Alcune università statunitensi adoperano algoritmi di orientamento che tengono conto dell’etnia come fattore di rischio d’alto impatto.

I giornalisti di The Markup hanno scoperto che diversi atenei hanno adottato dei modelli predittivi digitali per assistere i docenti e gli amministratori nella gestione degli studenti, un dettaglio che influenza non poco le liste degli studenti meritevoli di entrare nei corsi di specializzazione più ambiti. Si tratterebbe di una semplice ed encomiabile ottimizzazione della burocrazia, se non fosse che neri e latini sono penalizzati di partenza.

Potete trovare i dettagli del software prodotto da EAB in un documento da quasi un centinaio di pagine, ma la situazione si può riassumere con un esempio concreto: solamente l’8 per cento degli studenti dell’Università del Massachusetts è afroamericano, tuttavia il 14 per cento degli studenti che l’accademia considera ad alto rischio sono neri. Secondo alle stime, insomma, gli afroamericani hanno meno chance di concludere gli studi e per questo meritano una priorità inferiore.

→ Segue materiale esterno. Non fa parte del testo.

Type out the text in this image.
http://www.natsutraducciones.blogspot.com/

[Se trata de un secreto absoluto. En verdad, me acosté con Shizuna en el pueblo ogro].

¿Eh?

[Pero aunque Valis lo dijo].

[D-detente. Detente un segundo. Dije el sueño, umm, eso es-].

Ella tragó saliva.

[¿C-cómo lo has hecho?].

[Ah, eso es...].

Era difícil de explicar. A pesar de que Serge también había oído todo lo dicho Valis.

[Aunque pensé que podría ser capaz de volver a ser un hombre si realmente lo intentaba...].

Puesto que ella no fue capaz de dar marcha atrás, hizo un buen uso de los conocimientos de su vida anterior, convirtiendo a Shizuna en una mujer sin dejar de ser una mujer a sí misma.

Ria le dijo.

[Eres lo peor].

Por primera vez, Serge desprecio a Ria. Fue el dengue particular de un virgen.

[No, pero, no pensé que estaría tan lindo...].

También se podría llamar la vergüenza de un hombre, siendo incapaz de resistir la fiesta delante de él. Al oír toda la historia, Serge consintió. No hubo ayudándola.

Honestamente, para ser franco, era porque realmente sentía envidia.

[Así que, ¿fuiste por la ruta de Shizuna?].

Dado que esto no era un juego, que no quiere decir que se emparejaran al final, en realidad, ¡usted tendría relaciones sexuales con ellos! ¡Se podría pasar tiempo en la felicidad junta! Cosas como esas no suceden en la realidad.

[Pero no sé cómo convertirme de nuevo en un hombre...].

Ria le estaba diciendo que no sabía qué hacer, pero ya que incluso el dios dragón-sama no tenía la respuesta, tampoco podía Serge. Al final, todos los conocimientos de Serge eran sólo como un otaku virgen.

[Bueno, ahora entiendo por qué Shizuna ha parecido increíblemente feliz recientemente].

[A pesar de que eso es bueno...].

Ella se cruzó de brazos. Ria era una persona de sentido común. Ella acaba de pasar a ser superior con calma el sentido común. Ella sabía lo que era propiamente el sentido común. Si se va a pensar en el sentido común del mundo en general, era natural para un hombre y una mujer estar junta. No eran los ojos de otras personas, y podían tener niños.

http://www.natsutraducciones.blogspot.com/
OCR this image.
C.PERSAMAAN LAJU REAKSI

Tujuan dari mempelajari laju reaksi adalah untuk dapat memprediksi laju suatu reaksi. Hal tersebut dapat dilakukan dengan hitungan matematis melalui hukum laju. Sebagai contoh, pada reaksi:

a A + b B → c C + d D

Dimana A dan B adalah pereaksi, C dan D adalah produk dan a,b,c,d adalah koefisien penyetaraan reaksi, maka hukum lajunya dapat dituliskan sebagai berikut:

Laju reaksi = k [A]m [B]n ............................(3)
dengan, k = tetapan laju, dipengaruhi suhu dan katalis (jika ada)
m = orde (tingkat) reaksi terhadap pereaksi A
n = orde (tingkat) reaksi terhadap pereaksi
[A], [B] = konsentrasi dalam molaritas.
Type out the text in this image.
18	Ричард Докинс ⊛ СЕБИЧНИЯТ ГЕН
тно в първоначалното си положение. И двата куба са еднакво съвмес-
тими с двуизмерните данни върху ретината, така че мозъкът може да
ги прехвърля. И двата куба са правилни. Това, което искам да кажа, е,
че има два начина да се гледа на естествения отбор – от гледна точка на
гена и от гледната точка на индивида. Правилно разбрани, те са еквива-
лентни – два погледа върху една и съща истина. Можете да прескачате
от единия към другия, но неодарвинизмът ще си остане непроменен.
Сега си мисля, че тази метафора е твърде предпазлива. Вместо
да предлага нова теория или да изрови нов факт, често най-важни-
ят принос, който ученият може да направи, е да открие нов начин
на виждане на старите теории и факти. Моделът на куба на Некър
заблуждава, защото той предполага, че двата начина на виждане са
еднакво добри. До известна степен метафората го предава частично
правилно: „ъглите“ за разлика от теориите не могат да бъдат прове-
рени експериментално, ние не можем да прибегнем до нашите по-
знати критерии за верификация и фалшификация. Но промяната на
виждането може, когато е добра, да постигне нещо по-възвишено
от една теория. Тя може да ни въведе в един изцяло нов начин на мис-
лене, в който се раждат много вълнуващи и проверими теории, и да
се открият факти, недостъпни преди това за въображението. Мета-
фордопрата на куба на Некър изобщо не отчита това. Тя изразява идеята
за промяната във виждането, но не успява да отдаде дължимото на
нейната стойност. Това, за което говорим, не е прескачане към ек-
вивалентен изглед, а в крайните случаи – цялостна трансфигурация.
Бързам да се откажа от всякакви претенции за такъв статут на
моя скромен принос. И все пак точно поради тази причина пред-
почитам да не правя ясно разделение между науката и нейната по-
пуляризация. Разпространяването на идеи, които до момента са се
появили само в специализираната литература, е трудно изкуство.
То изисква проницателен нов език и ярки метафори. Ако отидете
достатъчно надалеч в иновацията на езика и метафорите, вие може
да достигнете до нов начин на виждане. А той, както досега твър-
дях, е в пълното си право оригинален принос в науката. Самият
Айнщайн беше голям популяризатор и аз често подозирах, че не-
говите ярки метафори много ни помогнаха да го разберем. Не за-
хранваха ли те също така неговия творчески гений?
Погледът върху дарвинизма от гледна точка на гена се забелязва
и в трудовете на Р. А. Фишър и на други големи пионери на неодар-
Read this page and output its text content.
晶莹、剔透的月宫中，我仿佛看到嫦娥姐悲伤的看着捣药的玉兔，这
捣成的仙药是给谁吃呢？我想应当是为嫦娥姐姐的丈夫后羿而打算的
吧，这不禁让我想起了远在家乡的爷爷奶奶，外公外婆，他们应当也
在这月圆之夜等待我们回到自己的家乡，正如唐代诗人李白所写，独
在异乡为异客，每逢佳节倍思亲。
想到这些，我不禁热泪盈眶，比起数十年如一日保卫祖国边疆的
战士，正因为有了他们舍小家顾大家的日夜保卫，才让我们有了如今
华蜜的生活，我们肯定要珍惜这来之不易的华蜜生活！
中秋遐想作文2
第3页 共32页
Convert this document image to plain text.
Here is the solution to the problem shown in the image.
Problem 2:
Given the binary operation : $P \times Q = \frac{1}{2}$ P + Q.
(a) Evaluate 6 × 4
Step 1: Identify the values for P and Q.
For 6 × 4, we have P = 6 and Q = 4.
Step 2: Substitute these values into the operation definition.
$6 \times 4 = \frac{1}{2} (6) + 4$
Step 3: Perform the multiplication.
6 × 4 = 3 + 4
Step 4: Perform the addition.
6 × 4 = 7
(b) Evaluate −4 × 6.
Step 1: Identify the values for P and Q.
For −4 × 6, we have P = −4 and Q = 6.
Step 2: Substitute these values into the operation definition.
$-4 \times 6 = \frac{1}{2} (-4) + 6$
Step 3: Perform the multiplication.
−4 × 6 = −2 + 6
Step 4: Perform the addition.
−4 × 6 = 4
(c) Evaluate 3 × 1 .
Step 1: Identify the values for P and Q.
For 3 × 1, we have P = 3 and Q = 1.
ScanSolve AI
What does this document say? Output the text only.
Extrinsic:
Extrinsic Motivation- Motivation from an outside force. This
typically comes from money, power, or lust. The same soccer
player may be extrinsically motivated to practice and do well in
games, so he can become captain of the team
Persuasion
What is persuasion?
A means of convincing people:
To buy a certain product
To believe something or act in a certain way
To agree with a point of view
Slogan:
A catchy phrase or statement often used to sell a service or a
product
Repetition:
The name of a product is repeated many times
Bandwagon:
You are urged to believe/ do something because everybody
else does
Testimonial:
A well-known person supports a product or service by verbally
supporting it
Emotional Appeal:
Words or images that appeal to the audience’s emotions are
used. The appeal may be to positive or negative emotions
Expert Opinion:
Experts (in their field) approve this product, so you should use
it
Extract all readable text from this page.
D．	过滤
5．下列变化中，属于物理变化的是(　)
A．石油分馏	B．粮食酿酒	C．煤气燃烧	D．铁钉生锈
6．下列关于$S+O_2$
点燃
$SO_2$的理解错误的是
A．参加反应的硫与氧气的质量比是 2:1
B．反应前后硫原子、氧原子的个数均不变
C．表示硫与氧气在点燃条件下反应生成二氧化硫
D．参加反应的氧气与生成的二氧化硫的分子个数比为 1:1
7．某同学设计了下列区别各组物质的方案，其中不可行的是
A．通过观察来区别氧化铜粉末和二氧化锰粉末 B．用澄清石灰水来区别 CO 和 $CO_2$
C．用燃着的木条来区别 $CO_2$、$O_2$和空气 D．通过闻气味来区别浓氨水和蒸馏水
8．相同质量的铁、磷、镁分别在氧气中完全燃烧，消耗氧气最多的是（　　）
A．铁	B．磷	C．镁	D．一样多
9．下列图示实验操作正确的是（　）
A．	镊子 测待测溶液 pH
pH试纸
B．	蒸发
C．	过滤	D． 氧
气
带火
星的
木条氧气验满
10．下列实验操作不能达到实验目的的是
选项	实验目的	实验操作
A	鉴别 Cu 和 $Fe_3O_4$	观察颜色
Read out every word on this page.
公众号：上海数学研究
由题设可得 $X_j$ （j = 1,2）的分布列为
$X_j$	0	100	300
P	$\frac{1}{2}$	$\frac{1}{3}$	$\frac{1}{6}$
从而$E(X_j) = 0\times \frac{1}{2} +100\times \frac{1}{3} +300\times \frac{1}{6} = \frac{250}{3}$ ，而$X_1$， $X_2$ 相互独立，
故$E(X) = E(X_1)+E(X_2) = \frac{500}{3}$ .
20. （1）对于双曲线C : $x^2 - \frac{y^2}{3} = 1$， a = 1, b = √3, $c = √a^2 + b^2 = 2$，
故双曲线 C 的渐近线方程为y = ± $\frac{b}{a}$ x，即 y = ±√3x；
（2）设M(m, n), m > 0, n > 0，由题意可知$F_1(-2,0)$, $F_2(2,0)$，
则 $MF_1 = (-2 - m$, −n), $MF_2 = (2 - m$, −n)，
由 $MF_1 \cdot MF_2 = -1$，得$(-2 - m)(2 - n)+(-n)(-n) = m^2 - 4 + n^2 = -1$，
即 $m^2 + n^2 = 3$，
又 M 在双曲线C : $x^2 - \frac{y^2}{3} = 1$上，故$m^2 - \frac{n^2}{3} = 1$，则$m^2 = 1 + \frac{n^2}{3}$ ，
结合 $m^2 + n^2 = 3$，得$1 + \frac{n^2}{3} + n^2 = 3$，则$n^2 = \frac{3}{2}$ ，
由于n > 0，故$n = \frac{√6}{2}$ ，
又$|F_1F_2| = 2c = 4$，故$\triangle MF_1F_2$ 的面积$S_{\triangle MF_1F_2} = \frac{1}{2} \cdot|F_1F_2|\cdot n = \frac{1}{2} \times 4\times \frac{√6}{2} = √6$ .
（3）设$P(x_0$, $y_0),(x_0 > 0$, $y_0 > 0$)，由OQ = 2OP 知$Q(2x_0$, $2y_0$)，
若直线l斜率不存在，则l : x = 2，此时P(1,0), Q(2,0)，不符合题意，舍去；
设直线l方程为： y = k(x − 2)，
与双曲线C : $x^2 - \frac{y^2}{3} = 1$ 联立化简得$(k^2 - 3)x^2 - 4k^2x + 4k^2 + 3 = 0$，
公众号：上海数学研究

Gli istituti statunitensi vogliono massimizzare il numero di studenti che portano a compimento gli studi, il che rischia di tradursi con la tendenza a spingere le minoranze verso percorsi che vengono comunemente considerati più “abbordabili”.

Interessante notare che, in piena linea con uno stereotipo razzista di lunga data, gli algoritmi delle università prese in considerazione non penalizzano gli studenti asiatici, anzi in alcuni casi li considerano meno rischiosi dei loro colleghi caucasici.

[I dati di rischio] riflettono le disparità sottostanti e che sono presenti nei campus già da molto tempo. Quello che stiamo cercando di fare con le nostre analitiche è evidenziare queste disparità e stimolare le scuole a compiere azioni per infrangere il pattern,

ha spiegato Ed Venit della EAB.

Ammesso e non concesso che un presupposto tanto virtuoso sia sincero, al personale delle istituzioni scolastiche manca la formazione adeguata per leggere e interpretare i dati, con almeno uno dei vicepresidi contattati che non era neppure a conoscenza della presenza di discriminanti raziali all’interno del sistema informatico.

La preoccupazione è che, nel tentativo di ottimizzare i libri contabili, le università siano tentate dall’affidarsi ciecamente a questi algoritmi, enfatizzando una disparità che è già di per sé sistemica.